Because the red piquillo peppers are preserved and jarred, you don’t have to spend time preparing the peppers before stuffing them.
Stuffed Piquillo Peppers
- 3 290g jars of red piquillo peppers, whole, drained from liquid
- 3 Tbsp butter
- 5 Tbsp all-purpose flour
- 14oz whole milk
- 1 tsp salt
- ½ white onion, small dice
- 1 clove garlic, minced
- 1 cup canned tomato puree, or tomate frito
- 3 Tbsp olive oil
- 6 oz cleaned shrimp, cut in ¼” slices
- 2oz grated Manchego cheese
- Salt and freshly ground black pepper, to taste
- Drain peppers from liquid and reserve on paper towels.
To make a bechamel sauce for the filling, start with creating the roux:
- For the roux, melt 3 Tbsp butter and add the flour and stir on medium heat with a rubber spatula to ensure the roux cooks evenly.
- Take roux off the heat after about ten minutes, or when the flour is cooked and the roux is a pale yellow color.
- In a separate bowl, warm the milk until it is just below simmering.
- Slowly whisk in the hot milk into the hot roux, cooking over low heat.
- Make sure to add a small amount of milk at a time, combining thoroughly to avoid any lumps.
- When you have added all the milk and achieved the desired thick consistency, taste the bechamel and adjust seasoning with salt.
- You want the bechamel mixture to be very thick at this stage.

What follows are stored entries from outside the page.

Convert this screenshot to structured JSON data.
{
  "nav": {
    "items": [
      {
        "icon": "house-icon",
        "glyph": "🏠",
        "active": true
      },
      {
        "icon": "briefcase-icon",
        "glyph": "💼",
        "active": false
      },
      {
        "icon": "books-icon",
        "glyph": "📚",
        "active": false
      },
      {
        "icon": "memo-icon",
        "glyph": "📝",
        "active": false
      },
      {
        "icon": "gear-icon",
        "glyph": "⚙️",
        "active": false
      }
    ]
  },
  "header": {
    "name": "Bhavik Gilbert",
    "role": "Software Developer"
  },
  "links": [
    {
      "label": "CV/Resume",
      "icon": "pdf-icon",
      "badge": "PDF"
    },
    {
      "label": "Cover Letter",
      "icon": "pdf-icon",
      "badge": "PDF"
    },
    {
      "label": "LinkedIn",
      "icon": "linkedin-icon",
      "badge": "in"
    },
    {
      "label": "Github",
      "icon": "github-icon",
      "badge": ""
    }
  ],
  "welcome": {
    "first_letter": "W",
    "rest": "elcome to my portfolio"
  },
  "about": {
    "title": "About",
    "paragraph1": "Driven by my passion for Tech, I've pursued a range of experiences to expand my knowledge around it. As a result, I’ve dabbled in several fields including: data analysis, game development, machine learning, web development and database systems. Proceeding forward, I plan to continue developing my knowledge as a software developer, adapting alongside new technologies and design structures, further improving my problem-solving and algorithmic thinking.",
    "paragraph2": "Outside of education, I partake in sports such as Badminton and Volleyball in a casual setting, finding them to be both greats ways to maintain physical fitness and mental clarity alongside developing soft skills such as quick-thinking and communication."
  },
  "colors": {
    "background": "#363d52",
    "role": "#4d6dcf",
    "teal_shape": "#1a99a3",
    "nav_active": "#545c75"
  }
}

Turn off heat and cover the bechamel with plastic wrap.
- In a medium saute pan with 2 Tbsp melted butter, cook the onion over medium heat for 10-12 minutes.
- Add the tomato puree or tomate frito and cook for an additional 30 minutes.
- Add the garlic clove and cook for an additional 10 minutes.
- Blend the onion and tomato mixture with 1 jar of the preserved piquillo peppers and add in the olive oil.
- Blend until smooth and fully emulsified.
- Take half of this tomato pepper sauce and whisk it fully into the warm bechamel filling.
- Take the two ounces of grated Manchego cheese and fold this cheese into the mixture.
- After you add the cheese, taste the mixture for seasoning levels. Adjust with salt & pepper if necessary.
- Cool this filling mixture down at room temperature.
- Peel and clean the shrimp.
- Salt shrimp and blanch in boiling salted water for 2-3 minutes, and then remove from hot water and cut into ¼” pieces.
- Mix the par-cooked shrimp with the tomato-pepper bechamel sauce and adjust seasoning level if needed.
- Using a small spoon, carefully spoon the shrimp filling into the remaining drained piquillo peppers, pressing down the filling with the spoon to fully stuff the peppers.
- Pour the remaining tomato-pepper sauce on the bottom of a casserole dish.
- Carefully place the whole peppers stuffed with shrimp mornay filling on top of the tomato-pepper sauce.
- Bake in a 300F oven for 45 minutes, or until the dish is fully hot throughout and the shrimp are cooked through.
- Serve hot, with extra sauce from the casserole dish poured on top of the stuffed peppers.
This makes for a really amazing appetizer, or even an entree.